# Camera shutter problems...



## Corvus707 (Sep 23, 2014)

Hello,

Forgive me if this is in the wrong forum, I'm new around here.

So I'm having an issue with my camera shutter. It'll show up sometimes halfway in an image (see link below). It usually only happens when I'm using a very fast shutter speed (~1/1000) and low aperture. Anyone know how I can fix this?

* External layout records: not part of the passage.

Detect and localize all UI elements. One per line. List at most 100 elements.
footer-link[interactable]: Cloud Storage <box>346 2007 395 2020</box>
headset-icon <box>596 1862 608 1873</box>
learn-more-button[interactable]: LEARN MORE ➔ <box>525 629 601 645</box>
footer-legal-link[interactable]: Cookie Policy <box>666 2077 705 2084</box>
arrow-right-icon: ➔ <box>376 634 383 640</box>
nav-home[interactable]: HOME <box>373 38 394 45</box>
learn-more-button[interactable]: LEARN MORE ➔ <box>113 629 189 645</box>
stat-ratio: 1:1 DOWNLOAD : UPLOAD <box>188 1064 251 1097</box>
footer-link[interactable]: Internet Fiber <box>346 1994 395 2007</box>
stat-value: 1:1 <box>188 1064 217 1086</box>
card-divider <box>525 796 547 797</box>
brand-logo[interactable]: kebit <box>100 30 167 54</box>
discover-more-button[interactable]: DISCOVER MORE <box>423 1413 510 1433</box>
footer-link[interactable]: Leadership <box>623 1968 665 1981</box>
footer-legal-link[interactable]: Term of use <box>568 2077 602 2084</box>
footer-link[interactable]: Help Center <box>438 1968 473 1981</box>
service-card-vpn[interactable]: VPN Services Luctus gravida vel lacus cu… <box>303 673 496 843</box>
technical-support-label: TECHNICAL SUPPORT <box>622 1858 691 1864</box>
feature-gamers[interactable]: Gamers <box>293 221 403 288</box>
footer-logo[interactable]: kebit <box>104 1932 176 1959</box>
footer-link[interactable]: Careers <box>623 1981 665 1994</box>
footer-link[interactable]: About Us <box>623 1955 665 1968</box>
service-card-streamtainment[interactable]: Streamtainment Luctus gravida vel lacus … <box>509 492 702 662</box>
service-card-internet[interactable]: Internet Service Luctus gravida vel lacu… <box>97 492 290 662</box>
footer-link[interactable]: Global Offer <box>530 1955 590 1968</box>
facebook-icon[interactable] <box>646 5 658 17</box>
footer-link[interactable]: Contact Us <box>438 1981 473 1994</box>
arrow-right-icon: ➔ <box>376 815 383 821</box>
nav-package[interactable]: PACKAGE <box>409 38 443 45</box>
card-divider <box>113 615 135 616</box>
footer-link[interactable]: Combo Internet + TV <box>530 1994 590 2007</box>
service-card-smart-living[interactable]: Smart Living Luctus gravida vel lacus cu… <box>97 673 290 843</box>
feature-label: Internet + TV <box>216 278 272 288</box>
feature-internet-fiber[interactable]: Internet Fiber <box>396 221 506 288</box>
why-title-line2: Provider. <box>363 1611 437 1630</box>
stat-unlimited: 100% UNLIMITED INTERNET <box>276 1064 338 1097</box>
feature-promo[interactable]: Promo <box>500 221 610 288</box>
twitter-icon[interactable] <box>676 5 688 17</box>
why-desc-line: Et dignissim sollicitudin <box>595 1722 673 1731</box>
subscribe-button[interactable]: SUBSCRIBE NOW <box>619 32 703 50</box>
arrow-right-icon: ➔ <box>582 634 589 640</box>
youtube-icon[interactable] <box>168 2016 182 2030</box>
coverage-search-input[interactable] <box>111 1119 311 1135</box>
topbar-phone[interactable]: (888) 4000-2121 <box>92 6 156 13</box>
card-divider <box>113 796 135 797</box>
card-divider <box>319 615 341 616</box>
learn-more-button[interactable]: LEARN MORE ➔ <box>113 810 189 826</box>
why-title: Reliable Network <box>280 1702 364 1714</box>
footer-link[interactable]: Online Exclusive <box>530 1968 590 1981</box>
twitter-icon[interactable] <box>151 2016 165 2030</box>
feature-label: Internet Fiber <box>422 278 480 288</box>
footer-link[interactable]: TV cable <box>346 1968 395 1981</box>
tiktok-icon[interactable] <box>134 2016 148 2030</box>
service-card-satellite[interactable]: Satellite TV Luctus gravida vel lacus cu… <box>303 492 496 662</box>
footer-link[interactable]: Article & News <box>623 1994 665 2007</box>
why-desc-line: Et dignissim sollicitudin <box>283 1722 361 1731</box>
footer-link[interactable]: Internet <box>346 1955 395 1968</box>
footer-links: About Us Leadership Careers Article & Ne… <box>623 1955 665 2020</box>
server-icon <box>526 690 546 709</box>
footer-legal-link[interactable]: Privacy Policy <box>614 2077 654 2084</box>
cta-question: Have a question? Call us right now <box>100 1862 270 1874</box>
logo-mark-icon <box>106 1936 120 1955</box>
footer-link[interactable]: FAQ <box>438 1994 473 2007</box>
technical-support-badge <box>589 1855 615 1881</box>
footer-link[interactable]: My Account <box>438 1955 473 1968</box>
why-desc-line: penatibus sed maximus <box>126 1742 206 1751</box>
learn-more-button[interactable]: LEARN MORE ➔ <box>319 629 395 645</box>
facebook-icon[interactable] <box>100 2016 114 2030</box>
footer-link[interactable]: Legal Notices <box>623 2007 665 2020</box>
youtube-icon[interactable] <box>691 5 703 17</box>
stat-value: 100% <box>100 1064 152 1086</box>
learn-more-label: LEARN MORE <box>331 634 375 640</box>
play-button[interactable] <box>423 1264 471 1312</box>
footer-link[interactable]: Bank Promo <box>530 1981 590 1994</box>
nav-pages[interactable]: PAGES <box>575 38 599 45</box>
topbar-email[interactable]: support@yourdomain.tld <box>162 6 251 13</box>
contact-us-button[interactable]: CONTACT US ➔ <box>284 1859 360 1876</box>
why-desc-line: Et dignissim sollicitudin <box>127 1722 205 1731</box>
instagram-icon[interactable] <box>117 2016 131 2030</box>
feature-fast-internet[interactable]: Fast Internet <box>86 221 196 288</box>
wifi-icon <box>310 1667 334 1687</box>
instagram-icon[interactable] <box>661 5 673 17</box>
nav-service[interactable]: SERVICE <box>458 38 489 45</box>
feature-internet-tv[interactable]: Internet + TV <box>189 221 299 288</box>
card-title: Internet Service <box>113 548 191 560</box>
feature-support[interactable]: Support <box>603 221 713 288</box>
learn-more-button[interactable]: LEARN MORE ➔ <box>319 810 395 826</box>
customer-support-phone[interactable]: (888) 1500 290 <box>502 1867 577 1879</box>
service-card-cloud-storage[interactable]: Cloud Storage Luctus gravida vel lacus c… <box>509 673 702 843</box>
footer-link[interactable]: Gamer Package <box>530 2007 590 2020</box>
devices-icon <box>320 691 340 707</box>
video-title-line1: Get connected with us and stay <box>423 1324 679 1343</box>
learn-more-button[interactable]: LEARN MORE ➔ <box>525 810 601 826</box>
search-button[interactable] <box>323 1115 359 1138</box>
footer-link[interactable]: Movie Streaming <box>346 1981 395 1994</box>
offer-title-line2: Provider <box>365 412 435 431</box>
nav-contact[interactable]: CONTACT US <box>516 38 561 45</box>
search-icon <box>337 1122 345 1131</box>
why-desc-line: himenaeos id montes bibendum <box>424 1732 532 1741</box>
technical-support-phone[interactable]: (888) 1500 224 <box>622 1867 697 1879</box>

[url=https://flic.kr/p/p5R5N8]
	

091614_0032 by mjlau707, on Flickr[/URL]

Thanks!


----------



## tirediron (Sep 23, 2014)

`This video is currently unavailable`


----------



## Corvus707 (Sep 24, 2014)

I believe I fixed the "currently unavailable" status of the photo. Thanks for pointing that out.


----------



## CameraClicker (Sep 24, 2014)

Intermittent problems can be difficult to resolve.  Keep track of how often it happens so you can tell the repair department how many frames they have to shoot before it appears.  Then, send it for repair.


----------



## KmH (Sep 24, 2014)

Corvus707 said:


> Anyone know how I can fix this?
> 
> 
> 
> ...


Send the camera to the repair shop.
That is a shutter curtain blocking part of the frame.
The lens projects the scene onto the image sensor upside down and both shutter curtains drop from the top of the shutter to the bottom so they get an assist from gravity.
So that has to be the first/front shutter curtain and it hasn't fully opened.


----------